Managing financial risks
A robust trading strategy should provide a clear set of possible actions, meaning that traders can be more prepared to deal with all sorts of situations. As mentioned, though, there are numerous ways of managing risks. Ideally, the strategies should be revised and adapted continuously.
- Market risk – Can be minimized by setting Stop-Loss orders on each trade so that positions are automatically closed before incurring bigger losses.
- Liquidity risk – Can be mitigated by trading on high-volume markets. Usually, assets with a high market capitalization value tend to be more liquid.
- Credit risk – Can be reduced by trading through a trustworthy exchange so that borrowers and lenders (or buyers and sellers) don’t need to trust each other.
- Operational risk – Investors can mitigate operational risks by diversifying their portfolio, preventing exposure to a single project or company. They may also do some research to find companies that are less likely to experience operational malfunctions.
- Systemic risk – Can also be reduced by portfolio diversification. But in this case, the diversification should involve projects with distinct proposals or companies from different industries. Preferably the ones that present a very low correlation.

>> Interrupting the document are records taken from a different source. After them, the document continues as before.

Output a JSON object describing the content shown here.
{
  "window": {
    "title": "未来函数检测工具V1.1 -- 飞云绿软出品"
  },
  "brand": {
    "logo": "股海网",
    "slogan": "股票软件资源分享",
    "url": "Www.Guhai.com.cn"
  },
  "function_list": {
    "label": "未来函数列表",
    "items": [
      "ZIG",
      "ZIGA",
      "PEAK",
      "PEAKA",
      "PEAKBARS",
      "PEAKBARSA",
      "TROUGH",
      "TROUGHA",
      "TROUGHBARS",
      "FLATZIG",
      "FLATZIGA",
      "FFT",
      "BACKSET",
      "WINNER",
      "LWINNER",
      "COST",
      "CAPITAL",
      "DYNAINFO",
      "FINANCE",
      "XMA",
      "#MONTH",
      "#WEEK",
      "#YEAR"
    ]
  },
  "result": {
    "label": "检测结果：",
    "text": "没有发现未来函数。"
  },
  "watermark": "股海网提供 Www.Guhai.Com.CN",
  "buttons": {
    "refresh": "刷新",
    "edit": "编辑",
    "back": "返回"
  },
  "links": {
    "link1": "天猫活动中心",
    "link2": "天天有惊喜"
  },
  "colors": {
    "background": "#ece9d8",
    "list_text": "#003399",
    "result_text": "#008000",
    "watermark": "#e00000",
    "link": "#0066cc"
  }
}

Before opening a trading position or allocating capital to a portfolio, traders and investors should consider creating a risk management strategy. Still, it’s important to keep in mind that financial risks can’t be completely avoided.
Overall, risk management defines how to handle risks, but it’s certainly not only about mitigating risks. It also involves strategic thinking so that the unavoidable risks can be taken in the most efficient way possible.
In other words, it is also about identifying, assessing, and monitoring risks, according to the context and strategy. The process of managing risks aims to evaluate the risk/reward ratio so the most favorable positions can be prioritized.